Storms, freezes, hurricanes, and outages are part of operating in every climate. The difference between a stressful week and a customer-loss event is preparation.
Rain protocol. Light rain → service as normal, accelerate. Heavy rain or lightning → reschedule. Communicate via mass text *before* the customer notices the skip. Most customers are reasonable about weather; they're irate about silence.
Freeze events. In freeze-prone climates (TX, NC, GA, mid-latitude states), have a freeze playbook: which customers' equipment needs to run continuously, which need pump covers, which have heaters that must be set above freezing. Mass text 48 hours before a forecast freeze with action items.
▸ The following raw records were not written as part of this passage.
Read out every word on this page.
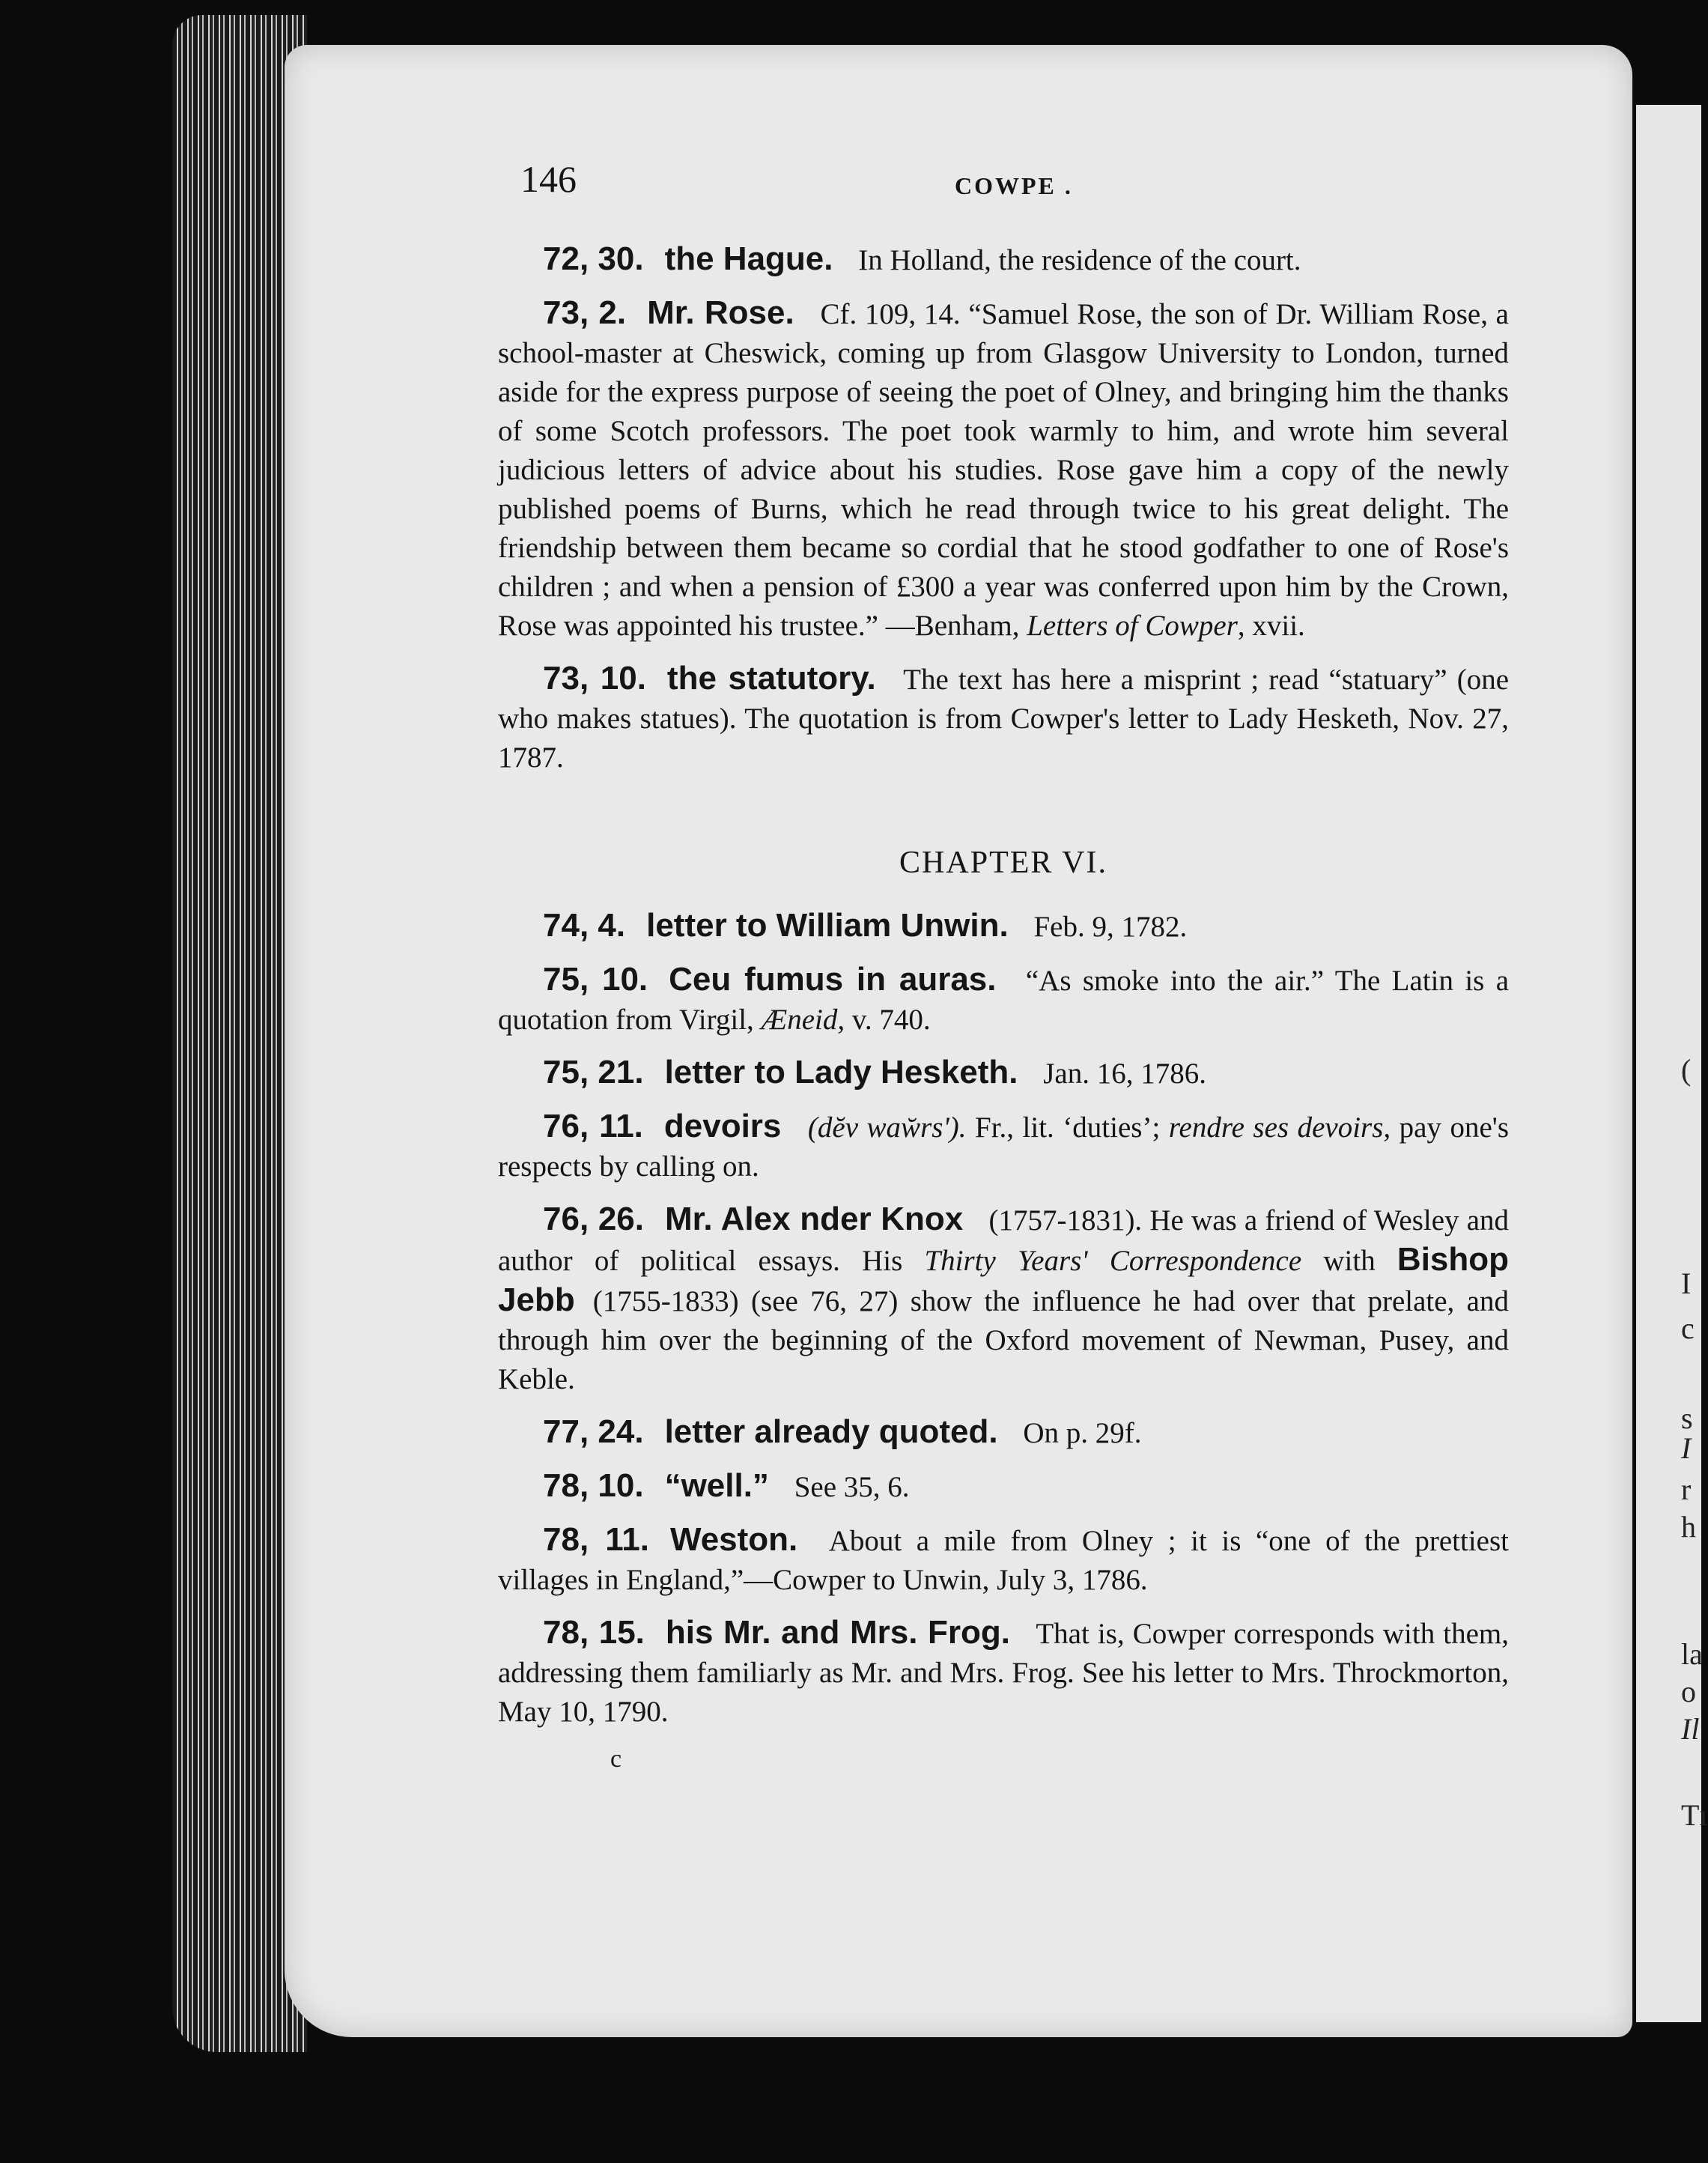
(
I
c
s
I
r
h
la
o
Il
Tı
146	COWPE .

72, 30. the Hague. In Holland, the residence of the court.

73, 2. Mr. Rose. Cf. 109, 14. “Samuel Rose, the son of Dr. William Rose, a school-master at Cheswick, coming up from Glasgow University to London, turned aside for the express purpose of seeing the poet of Olney, and bringing him the thanks of some Scotch professors. The poet took warmly to him, and wrote him several judicious letters of advice about his studies. Rose gave him a copy of the newly published poems of Burns, which he read through twice to his great delight. The friendship between them became so cordial that he stood godfather to one of Rose's children ; and when a pension of £300 a year was conferred upon him by the Crown, Rose was appointed his trustee.” —Benham, Letters of Cowper, xvii.

73, 10. the statutory. The text has here a misprint ; read “statuary” (one who makes statues). The quotation is from Cowper's letter to Lady Hesketh, Nov. 27, 1787.

CHAPTER VI.

74, 4. letter to William Unwin. Feb. 9, 1782.

75, 10. Ceu fumus in auras. “As smoke into the air.” The Latin is a quotation from Virgil, Æneid, v. 740.

75, 21. letter to Lady Hesketh. Jan. 16, 1786.

76, 11. devoirs (dĕv waw̆rs'). Fr., lit. ‘duties’; rendre ses devoirs, pay one's respects by calling on.

76, 26. Mr. Alex nder Knox (1757-1831). He was a friend of Wesley and author of political essays. His Thirty Years' Correspondence with Bishop Jebb (1755-1833) (see 76, 27) show the influence he had over that prelate, and through him over the beginning of the Oxford movement of Newman, Pusey, and Keble.

77, 24. letter already quoted. On p. 29f.

78, 10. “well.” See 35, 6.

78, 11. Weston. About a mile from Olney ; it is “one of the prettiest villages in England,”—Cowper to Unwin, July 3, 1786.

78, 15. his Mr. and Mrs. Frog. That is, Cowper corresponds with them, addressing them familiarly as Mr. and Mrs. Frog. See his letter to Mrs. Throckmorton, May 10, 1790.

c
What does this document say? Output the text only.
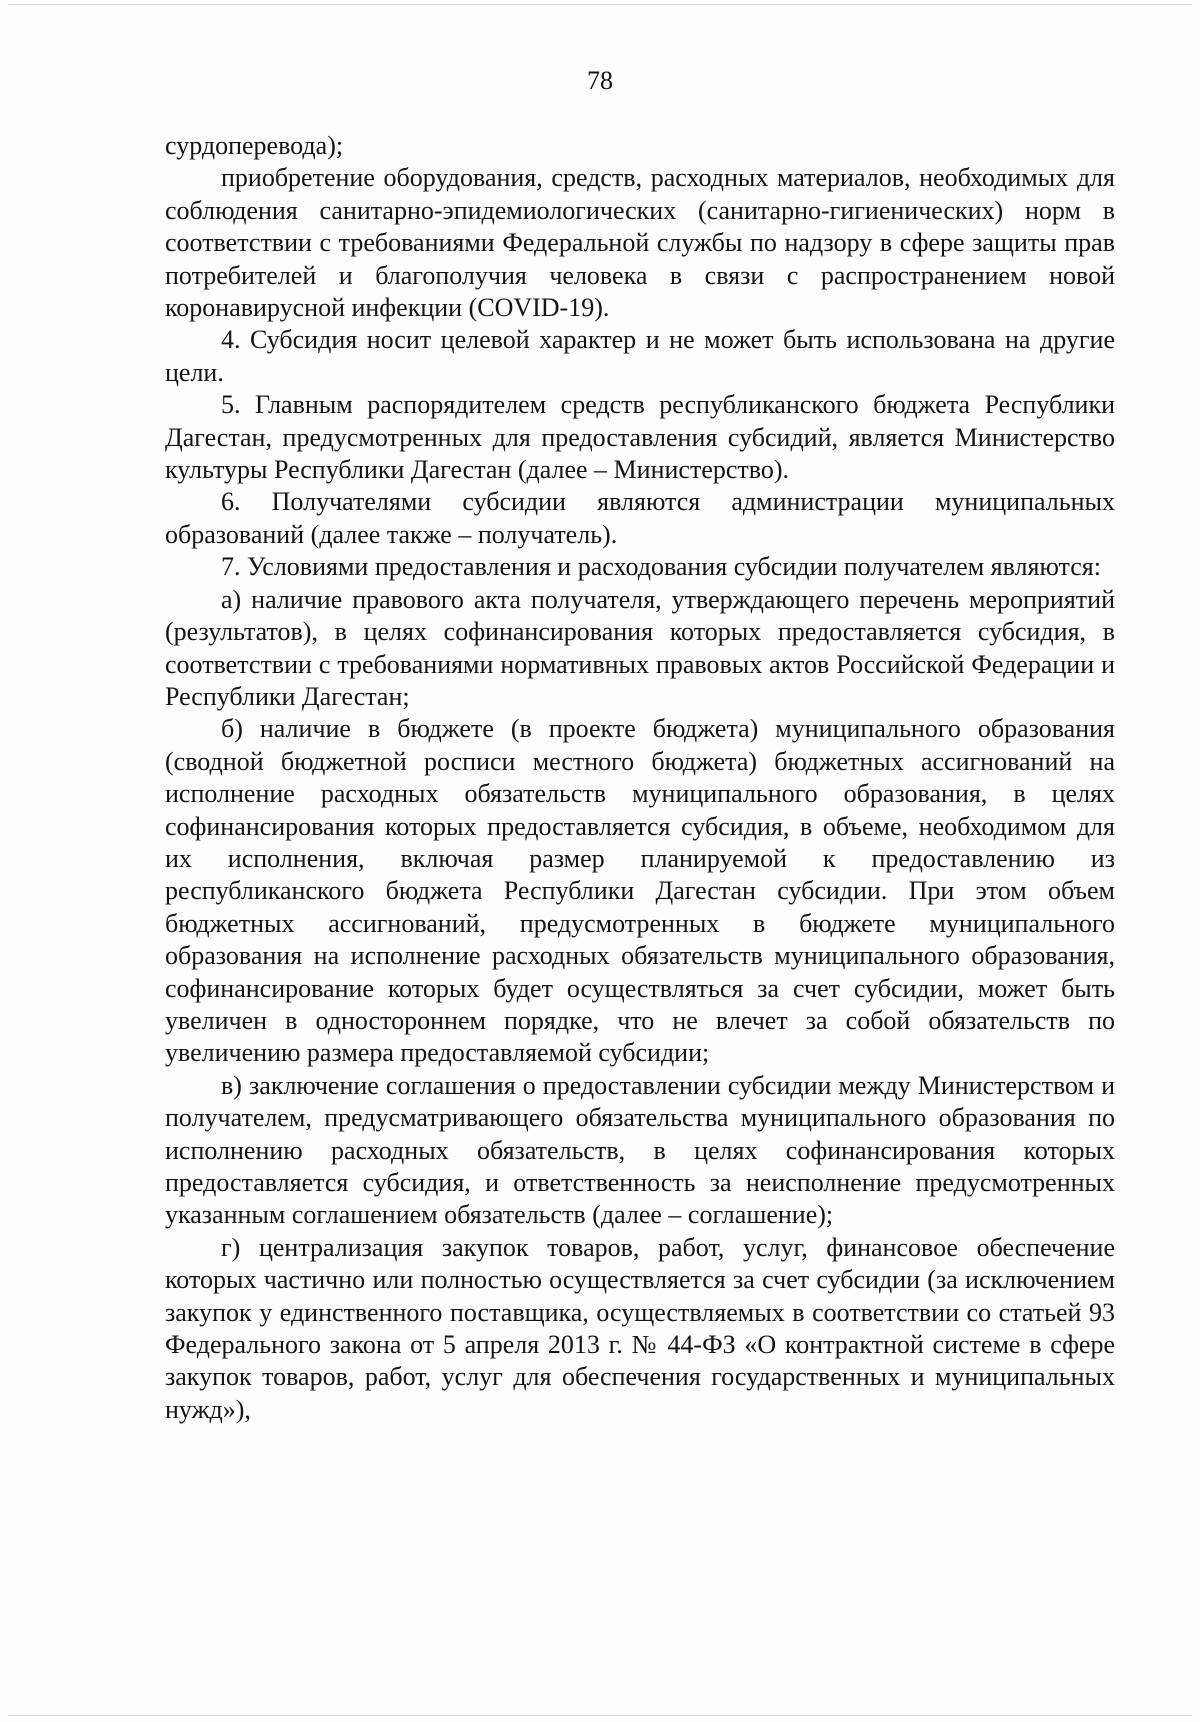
78

сурдоперевода);

приобретение оборудования, средств, расходных материалов, необходимых для соблюдения санитарно-эпидемиологических (санитарно-гигиенических) норм в соответствии с требованиями Федеральной службы по надзору в сфере защиты прав потребителей и благополучия человека в связи с распространением новой коронавирусной инфекции (COVID-19).

4. Субсидия носит целевой характер и не может быть использована на другие цели.

5. Главным распорядителем средств республиканского бюджета Республики Дагестан, предусмотренных для предоставления субсидий, является Министерство культуры Республики Дагестан (далее – Министерство).

6. Получателями субсидии являются администрации муниципальных образований (далее также – получатель).

7. Условиями предоставления и расходования субсидии получателем являются:

а) наличие правового акта получателя, утверждающего перечень мероприятий (результатов), в целях софинансирования которых предоставляется субсидия, в соответствии с требованиями нормативных правовых актов Российской Федерации и Республики Дагестан;

б) наличие в бюджете (в проекте бюджета) муниципального образования (сводной бюджетной росписи местного бюджета) бюджетных ассигнований на исполнение расходных обязательств муниципального образования, в целях софинансирования которых предоставляется субсидия, в объеме, необходимом для их исполнения, включая размер планируемой к предоставлению из республиканского бюджета Республики Дагестан субсидии. При этом объем бюджетных ассигнований, предусмотренных в бюджете муниципального образования на исполнение расходных обязательств муниципального образования, софинансирование которых будет осуществляться за счет субсидии, может быть увеличен в одностороннем порядке, что не влечет за собой обязательств по увеличению размера предоставляемой субсидии;

в) заключение соглашения о предоставлении субсидии между Министерством и получателем, предусматривающего обязательства муниципального образования по исполнению расходных обязательств, в целях софинансирования которых предоставляется субсидия, и ответственность за неисполнение предусмотренных указанным соглашением обязательств (далее – соглашение);

г) централизация закупок товаров, работ, услуг, финансовое обеспечение которых частично или полностью осуществляется за счет субсидии (за исключением закупок у единственного поставщика, осуществляемых в соответствии со статьей 93 Федерального закона от 5 апреля 2013 г. № 44-ФЗ «О контрактной системе в сфере закупок товаров, работ, услуг для обеспечения государственных и муниципальных нужд»),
Hurricanes. Pre-storm: photo every customer's pool and equipment for insurance purposes. Add chemicals in advance (chlorine demand spikes after a storm with debris). Post-storm: prioritize visible safety issues and equipment damage; chemistry catches up in week 2.
Power outages. Many areas now experience multi-day outages. Pumps off for 5+ days in summer = green pool, possible algae bloom requiring extra chemistry to recover. Communicate proactively that recovery may take an extra visit or two.
Tech illness or absence. Backup plan: who covers the route? Most owners are the backup tech; that works for 1 week and breaks at 2. Pre-arrange a relationship with a friendly competitor for "I'm sick this week" coverage; most are happy to swap favors.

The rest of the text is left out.